Around the time UTSA was starting football it was clear that the Roadrunners’ ultimate goal was to join a conference like Conference USA, although on a longer timeline than what actually happened. UTSA hoped to spend the first few seasons of football in the Southland Conference before moving up to the FBS level. Then in 2010 the WAC came calling and UTSA had a chance to play FBS Football in its second year. The Southland decided it wouldn’t let UTSA play one season in the league and so the 2011 Roadrunners had to play as Football Championship Subdivision Independents for its inaugural season before joining the WAC in 2012.
But what if the WAC isn’t looking for so many teams in 2012 and decides not to add the three Texas schools of UTSA, UT Arlington and Texas State? In that case UTSA is likely looking at two years as members of the Southland Conference for football in 2011 and 2012. The other sports get an extra season in the Southland before making the jump to FBS in 2013. That is assuming Conference USA still calls on UTSA in 2011. It’s possible that the realignment that comes from A&M leaving the Big 12 doesn’t turn out as it did in our timeline and Conference USA schools like Houston and SMU don’t join the American. Suddenly UTSA doesn’t have a spot in Conference USA waiting in 2013. That also means the Sun Belt might not be looking for new membership either which would have been where UTSA might have ended up.

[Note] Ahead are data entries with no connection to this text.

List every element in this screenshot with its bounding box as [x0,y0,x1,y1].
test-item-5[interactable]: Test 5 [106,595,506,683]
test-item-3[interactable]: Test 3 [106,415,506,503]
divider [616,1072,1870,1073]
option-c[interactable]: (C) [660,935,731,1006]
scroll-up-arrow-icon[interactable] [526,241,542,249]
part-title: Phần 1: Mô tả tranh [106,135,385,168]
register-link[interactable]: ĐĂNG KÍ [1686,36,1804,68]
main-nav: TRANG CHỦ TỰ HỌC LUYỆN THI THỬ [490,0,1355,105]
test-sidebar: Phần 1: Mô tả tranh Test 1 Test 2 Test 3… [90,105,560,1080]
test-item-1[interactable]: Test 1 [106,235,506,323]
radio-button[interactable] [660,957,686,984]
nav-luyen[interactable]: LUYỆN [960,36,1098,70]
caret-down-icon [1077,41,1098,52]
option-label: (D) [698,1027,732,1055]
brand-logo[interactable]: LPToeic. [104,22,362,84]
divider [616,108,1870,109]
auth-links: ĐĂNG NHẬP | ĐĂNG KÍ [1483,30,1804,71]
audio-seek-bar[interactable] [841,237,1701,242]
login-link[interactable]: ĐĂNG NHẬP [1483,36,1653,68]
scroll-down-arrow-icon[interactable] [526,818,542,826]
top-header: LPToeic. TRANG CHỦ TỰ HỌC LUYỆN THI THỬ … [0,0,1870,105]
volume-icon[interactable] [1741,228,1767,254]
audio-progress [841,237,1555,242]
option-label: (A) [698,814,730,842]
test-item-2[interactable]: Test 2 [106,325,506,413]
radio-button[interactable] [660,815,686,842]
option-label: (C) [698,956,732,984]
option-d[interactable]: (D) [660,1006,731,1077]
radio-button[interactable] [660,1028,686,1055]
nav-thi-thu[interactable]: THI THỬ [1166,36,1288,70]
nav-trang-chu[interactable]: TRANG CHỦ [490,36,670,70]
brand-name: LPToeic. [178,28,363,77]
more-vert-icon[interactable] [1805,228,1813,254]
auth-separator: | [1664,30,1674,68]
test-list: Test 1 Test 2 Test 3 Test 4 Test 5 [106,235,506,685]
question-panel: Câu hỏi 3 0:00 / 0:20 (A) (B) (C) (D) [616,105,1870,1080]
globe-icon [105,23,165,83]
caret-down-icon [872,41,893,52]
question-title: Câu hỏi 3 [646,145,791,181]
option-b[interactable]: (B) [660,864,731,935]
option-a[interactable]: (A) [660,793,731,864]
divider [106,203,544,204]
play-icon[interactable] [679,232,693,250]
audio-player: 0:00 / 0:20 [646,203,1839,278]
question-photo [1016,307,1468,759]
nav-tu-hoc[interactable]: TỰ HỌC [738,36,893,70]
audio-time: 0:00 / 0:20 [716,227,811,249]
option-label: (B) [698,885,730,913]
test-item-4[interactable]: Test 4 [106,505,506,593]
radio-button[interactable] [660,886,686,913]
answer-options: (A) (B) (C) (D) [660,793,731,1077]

Instead UTSA finds itself alongside Texas State stuck in the Southland Conference for the first few years of football. While this might have benefitted other sports it would have stunted the fast growth of the football program. Part of the reason the city extended the Roadrunners the invitation to compete in the Alamodome during the 2011 season was the knowledge that UTSA was going to be FBS starting in 2012 and in Conference USA by 2013. In a timeline where UTSA might go years in the Southland the city might not give such a long lease to UTSA on the Alamodome.
The city might have assisted on turning what became the Park West soccer and track stadium into a larger football/soccer/track stadium which would have given UTSA perhaps a 20,000 seat stadium about two miles away from the main campus. Or perhaps they figure out how to squeeze the football stadium into the footprint of the main campus. Either way a UTSA still in the Southland means Roadrunner fans become like any other fan of a Texas College, sweating it out in an outdoor stadium watching their football team.
As for the other sports, staying in the Southland might have allowed them to build up resources, but they wouldn’t have gotten the access to the talent in terms of coaching and players that they have gotten as members of Conference USA and now the American. A UTSA that never leaves the Southland or stays longer in the Southland than it did in our timeline is a different UTSA and likely has different coaches in every sport. That means Jeff Traylor, Karen Aston and Pat Hallmark might never have found their way to the Hills of Oak and Cedar.